Loan interest = accumulated loan interest product × daily interest rate

For example, a bank issued a short-term loan of 200,000 yuan on May 2, assuming that the monthly interest rate is 4‰ and the term is 4 months, then:

① When the bank settles interest on June 20th every quarter, the accrued interest of the loan is:

200,000 yuan ×50 days ×4‰÷30= 1333.33 (yuan)

② When the loan is repaid from June to September 2 in 21year, the accrued interest of the loan is:

200,000× 73× 4 ‰-30 =1946.67 (yuan)

③ If the bank fails to receive the interest of 1333.33 yuan on June 20th, the accrued interest of the loan is:

1333.33 (200001333.33) × 73× 4 ‰ ÷ 30 = 3292.97 (yuan)

2. Debt service method.

It means that when the borrower repays the loan, the bank should calculate the loan interest according to the loan days from the loan date to the day before the repayment date.

When the loan is full, it will be calculated on an annual basis, and when it is full, it will be calculated on a monthly basis, and the fraction of the whole year (month) can be calculated on a daily basis. 360 days a year, 30 days a month, a fraction of a day.

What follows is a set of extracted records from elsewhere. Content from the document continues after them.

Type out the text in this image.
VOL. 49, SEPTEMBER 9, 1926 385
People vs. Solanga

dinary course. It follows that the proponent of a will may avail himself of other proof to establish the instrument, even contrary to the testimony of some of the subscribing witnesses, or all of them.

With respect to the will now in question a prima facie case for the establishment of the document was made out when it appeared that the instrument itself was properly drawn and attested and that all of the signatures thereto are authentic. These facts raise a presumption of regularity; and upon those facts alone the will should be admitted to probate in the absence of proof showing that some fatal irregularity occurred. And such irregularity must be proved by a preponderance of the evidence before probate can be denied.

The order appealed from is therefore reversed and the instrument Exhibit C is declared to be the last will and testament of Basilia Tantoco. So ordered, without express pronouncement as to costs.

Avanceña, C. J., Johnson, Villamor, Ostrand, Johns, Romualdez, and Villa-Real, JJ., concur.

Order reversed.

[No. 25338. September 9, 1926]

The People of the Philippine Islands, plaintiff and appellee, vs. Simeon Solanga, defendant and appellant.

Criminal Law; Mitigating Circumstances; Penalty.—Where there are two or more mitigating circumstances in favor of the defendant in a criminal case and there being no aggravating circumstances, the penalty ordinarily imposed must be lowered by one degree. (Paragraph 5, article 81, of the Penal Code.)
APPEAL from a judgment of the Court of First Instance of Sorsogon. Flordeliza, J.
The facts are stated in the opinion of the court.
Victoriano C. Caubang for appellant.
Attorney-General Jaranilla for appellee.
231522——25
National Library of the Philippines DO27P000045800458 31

Its calculation formula is:

Loan interest = loan amount × loan days × daily interest rate.

Extended data:

Influencing factors of interest rate:

1, central bank policy

Generally speaking, when the central bank expands the money supply, the total supply in loanable funds will increase, the supply exceeds demand, and the natural interest rate will decrease accordingly; On the contrary, the central bank implements a tight monetary policy, reducing the money supply, so that loanable funds's demand exceeds supply, and interest rates will rise accordingly.

2. Price level

Market interest rate is the sum of real interest rate and inflation rate. When the price level rises, the market interest rate also rises accordingly, otherwise the real interest rate may be negative. At the same time, due to rising prices, the public's willingness to deposit will decrease, while the loan demand of industrial and commercial enterprises will increase. The imbalance between deposit and loan caused by loan demand exceeding loan supply will inevitably lead to an increase in interest rates.

3. Stock and bond markets

If the securities market is on the rise, the market interest rate will rise; On the contrary, interest rates are relatively low.

4. International economic situation

Changes in a country's economic parameters, especially the exchange rate and interest rate, will also affect the fluctuation of interest rates in other countries. Naturally, the rise and fall of the international securities market will also bring risks to the interest rates faced by international banking business.